TONY STANZIONE: COLD STORAGE

Image: Tony Stanzione, Cold Storage, steal, water / ©Tony Stanzione 

Image: Tony Stanzione, Cold Storage, steal, water / ©Tony Stanzione 

PRESS RELEASE / WINTER 2004-2005

Chance played a large role in Tony Stanzione's second installation for the outdoor project space. "I was wondering what I could do with the elements back there," he said, adding that his interest in renewable energy had led him to a windmill, among other possibilities. "I thought of the time period when it would be installed, and I finally had this vision of these ice flows hanging off bunk beds," he said. "My mind was blown when it actually worked." More than any other project created for the outdoor space, Cold Storage gave the single variable in the seemingly gallery-like enclosure, the elements, an active formal role in the final work.
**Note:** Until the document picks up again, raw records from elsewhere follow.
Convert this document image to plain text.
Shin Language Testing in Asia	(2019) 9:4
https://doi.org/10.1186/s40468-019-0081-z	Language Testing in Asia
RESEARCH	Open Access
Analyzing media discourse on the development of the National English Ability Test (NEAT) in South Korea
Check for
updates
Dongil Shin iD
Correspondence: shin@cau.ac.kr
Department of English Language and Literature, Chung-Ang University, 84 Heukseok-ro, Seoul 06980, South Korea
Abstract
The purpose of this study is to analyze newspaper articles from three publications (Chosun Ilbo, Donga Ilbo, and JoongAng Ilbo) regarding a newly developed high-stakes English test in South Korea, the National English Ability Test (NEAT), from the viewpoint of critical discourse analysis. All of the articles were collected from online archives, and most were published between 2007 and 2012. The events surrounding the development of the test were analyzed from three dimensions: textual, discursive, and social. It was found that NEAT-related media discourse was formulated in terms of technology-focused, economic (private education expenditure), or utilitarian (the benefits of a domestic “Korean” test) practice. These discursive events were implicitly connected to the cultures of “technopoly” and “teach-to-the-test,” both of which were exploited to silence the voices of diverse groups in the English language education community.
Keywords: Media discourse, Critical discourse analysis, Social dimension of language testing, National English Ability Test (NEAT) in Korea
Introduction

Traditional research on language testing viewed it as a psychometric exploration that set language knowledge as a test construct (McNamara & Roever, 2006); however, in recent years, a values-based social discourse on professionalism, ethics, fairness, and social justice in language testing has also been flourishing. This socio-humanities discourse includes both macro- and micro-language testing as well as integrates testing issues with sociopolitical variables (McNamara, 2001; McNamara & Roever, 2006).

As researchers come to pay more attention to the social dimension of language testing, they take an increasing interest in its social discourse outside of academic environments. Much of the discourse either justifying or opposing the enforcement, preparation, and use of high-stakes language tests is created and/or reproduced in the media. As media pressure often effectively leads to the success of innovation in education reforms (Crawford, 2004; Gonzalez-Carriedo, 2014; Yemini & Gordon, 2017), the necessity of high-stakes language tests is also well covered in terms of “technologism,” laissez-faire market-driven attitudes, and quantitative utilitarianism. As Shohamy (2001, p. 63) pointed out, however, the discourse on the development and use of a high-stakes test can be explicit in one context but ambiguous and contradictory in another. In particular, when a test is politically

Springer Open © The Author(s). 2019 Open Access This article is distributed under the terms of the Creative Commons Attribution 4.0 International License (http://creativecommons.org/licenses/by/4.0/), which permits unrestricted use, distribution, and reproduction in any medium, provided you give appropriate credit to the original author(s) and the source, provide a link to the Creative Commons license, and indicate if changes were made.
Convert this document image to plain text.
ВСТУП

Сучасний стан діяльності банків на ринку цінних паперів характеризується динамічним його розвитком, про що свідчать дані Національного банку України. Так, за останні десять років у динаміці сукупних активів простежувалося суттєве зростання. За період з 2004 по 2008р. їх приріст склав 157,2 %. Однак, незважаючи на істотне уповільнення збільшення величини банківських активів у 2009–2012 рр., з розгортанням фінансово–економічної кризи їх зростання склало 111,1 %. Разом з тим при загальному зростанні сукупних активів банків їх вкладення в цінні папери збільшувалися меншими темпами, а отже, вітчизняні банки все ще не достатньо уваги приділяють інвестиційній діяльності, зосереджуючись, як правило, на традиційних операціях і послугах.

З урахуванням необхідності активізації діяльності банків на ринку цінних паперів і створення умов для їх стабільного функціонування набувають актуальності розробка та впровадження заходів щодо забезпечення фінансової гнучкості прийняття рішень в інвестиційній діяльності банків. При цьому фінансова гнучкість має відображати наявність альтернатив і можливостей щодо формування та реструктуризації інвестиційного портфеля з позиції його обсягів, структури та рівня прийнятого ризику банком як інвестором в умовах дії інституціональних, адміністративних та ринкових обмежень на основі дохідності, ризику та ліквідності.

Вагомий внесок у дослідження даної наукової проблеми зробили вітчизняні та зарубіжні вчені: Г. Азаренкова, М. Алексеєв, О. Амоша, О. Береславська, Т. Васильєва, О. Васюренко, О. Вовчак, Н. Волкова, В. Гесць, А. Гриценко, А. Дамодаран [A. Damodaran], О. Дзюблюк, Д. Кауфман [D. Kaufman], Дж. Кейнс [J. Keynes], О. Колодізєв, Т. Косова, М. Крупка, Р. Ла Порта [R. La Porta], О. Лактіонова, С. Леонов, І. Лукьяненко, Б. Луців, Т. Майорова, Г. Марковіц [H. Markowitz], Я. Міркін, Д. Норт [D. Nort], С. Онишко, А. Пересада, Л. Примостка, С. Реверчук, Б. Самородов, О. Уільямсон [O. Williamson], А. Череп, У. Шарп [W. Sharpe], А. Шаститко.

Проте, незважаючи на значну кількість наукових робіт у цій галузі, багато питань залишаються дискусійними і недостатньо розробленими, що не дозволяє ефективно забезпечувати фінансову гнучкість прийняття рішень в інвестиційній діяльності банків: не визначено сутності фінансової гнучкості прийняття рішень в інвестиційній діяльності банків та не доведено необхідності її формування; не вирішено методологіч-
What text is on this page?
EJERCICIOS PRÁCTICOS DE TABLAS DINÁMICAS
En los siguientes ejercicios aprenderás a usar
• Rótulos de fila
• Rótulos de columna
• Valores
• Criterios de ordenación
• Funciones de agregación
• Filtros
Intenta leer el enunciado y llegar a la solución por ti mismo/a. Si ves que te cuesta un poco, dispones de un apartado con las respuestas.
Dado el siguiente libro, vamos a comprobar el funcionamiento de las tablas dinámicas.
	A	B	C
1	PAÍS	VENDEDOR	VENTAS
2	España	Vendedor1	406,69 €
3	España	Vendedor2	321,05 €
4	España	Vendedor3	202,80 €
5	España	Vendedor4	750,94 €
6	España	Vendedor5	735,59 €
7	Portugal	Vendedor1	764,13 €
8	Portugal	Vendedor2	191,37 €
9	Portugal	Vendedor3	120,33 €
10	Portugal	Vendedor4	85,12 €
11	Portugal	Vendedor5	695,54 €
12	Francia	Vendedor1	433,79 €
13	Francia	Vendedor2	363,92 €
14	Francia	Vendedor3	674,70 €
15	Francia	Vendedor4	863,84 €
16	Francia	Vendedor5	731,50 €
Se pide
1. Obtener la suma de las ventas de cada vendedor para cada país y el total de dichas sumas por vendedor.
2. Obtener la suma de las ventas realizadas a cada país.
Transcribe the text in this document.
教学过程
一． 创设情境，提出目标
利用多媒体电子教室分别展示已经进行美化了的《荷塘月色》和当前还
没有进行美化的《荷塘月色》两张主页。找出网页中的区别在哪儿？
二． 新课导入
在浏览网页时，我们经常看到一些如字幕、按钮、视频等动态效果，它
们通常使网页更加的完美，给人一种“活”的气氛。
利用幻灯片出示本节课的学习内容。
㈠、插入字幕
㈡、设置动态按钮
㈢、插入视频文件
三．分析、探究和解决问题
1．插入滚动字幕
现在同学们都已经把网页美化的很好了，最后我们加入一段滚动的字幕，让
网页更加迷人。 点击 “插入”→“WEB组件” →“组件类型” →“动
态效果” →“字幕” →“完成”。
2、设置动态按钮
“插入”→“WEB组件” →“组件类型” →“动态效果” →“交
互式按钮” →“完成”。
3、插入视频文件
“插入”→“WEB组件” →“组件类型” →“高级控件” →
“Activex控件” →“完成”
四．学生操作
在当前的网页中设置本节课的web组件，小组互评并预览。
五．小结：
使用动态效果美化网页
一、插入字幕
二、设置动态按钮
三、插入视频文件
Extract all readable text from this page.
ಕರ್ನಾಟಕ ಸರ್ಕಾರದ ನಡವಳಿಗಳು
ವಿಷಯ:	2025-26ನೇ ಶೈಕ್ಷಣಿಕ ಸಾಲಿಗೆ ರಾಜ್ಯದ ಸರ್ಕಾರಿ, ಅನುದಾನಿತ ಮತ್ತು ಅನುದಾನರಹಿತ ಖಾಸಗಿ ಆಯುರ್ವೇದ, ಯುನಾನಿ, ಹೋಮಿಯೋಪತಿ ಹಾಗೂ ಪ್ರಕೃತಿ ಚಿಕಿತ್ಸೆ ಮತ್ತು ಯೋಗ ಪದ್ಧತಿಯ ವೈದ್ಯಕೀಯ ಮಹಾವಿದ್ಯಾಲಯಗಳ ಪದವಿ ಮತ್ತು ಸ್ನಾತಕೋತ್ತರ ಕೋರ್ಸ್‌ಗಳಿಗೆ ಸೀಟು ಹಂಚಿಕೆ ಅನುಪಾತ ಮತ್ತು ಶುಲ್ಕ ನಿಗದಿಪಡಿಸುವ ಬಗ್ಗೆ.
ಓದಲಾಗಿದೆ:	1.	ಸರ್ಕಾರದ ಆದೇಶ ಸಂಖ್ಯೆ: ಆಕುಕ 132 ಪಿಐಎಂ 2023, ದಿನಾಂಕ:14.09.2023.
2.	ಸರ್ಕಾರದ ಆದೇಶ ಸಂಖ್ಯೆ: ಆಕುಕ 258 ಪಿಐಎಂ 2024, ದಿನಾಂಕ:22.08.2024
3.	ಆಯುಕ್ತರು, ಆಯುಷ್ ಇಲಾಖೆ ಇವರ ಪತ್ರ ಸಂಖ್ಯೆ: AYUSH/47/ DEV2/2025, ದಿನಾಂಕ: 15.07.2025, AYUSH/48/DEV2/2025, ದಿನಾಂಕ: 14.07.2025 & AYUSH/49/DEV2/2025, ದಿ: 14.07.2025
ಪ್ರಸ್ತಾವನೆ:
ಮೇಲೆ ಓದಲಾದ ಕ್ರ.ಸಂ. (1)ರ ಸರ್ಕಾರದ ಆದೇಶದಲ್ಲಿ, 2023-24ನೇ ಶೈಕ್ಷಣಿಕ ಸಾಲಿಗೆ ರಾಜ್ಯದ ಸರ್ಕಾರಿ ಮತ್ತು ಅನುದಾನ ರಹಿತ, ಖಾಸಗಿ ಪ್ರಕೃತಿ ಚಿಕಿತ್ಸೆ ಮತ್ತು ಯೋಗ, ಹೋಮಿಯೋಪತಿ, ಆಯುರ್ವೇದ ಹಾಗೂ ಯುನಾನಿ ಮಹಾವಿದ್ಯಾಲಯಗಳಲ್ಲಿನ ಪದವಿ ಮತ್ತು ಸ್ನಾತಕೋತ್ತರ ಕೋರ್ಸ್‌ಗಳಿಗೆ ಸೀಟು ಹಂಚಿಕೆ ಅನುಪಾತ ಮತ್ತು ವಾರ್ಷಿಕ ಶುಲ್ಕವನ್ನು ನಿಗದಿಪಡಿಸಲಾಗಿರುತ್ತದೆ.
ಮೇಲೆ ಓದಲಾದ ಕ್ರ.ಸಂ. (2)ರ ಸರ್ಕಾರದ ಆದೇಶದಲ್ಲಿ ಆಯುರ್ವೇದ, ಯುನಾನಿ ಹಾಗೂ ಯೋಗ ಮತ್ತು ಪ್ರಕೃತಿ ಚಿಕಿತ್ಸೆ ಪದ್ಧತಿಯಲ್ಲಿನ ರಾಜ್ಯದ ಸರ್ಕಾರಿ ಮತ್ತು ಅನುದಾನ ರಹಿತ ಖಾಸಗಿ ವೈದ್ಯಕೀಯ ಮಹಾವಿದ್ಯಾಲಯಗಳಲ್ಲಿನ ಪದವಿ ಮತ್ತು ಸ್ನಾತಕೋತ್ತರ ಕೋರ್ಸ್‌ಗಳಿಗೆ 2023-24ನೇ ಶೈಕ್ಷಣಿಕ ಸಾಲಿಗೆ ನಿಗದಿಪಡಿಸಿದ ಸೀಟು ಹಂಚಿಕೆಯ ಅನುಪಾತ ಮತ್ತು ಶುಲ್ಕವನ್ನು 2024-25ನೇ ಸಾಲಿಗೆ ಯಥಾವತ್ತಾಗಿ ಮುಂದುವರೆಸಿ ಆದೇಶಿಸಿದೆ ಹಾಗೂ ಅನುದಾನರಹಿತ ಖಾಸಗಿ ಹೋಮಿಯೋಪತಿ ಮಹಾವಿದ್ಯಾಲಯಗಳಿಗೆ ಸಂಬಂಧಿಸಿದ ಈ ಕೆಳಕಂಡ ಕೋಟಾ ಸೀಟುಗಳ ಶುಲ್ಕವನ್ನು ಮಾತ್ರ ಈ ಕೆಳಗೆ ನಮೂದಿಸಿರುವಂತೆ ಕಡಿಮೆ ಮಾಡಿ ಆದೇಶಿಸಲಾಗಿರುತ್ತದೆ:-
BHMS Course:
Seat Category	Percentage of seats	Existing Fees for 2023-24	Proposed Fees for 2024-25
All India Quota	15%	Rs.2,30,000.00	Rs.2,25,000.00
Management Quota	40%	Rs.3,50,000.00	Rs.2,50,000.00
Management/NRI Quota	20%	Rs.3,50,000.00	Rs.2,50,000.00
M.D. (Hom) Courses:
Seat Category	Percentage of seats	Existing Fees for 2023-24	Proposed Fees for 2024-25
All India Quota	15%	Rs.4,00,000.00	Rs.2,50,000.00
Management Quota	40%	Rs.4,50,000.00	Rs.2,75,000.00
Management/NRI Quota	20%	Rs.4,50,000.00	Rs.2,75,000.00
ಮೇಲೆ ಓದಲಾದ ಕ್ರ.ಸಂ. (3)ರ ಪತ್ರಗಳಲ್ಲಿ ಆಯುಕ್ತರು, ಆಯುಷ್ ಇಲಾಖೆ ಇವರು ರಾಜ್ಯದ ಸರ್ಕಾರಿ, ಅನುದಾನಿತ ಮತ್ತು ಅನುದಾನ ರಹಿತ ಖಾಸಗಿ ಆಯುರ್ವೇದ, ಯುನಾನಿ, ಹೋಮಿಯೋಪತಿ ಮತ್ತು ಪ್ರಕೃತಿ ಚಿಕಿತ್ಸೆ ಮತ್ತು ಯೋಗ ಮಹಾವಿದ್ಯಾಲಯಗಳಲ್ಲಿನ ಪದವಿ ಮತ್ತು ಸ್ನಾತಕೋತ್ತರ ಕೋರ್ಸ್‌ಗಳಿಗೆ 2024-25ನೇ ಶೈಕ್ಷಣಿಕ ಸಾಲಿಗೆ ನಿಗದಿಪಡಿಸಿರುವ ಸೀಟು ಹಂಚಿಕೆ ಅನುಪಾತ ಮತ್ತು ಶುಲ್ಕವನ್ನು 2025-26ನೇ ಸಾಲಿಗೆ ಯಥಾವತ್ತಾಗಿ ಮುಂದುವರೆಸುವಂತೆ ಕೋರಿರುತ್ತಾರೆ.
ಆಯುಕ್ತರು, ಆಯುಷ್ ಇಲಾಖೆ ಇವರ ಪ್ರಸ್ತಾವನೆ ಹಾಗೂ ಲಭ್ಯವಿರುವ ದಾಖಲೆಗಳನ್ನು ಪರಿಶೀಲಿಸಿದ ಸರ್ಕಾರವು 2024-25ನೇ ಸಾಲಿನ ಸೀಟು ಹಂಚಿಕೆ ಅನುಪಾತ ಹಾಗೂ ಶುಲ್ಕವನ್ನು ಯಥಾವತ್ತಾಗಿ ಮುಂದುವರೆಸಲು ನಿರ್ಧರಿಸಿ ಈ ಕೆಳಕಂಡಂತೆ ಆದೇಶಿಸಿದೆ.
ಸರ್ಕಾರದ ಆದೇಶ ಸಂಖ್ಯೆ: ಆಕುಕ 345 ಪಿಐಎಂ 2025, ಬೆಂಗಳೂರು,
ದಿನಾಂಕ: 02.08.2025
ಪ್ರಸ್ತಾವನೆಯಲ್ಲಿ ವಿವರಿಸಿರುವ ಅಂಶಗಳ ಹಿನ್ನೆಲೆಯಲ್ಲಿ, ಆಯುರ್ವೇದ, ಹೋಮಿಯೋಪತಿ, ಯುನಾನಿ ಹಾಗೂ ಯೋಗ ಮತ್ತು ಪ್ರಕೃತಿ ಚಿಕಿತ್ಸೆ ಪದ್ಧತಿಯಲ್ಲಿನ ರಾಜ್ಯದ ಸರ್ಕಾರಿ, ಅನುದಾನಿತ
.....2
Made from a steel frame custom fabricated by the artist, tiers of six penitentiary-style beds rose in the middle of the space. A pillow crafted from molded ice rested on each, and a self- heating piping system sent a trickle of water up each of the supporting legs. On the night of the opening, the temperature had not dropped below freezing, and the stark, minimal frame stood inert in the courtyard. But on the first truly cold evening of that winter, Stanzione got late-evening call from the gallery saying that the trickle of water had frozen into an abstract shroud of icicles surrounding the beds. A loaded image to be sure, it evokes strings of political, economic, scientific, and alchemical references—in the month following the 2004 presidential election, reading the piece as a military barrack seemed unavoidable—but Stanzione prefers that it remain overdetermined, a highly associative form shaped in part by the natural conditions of its site.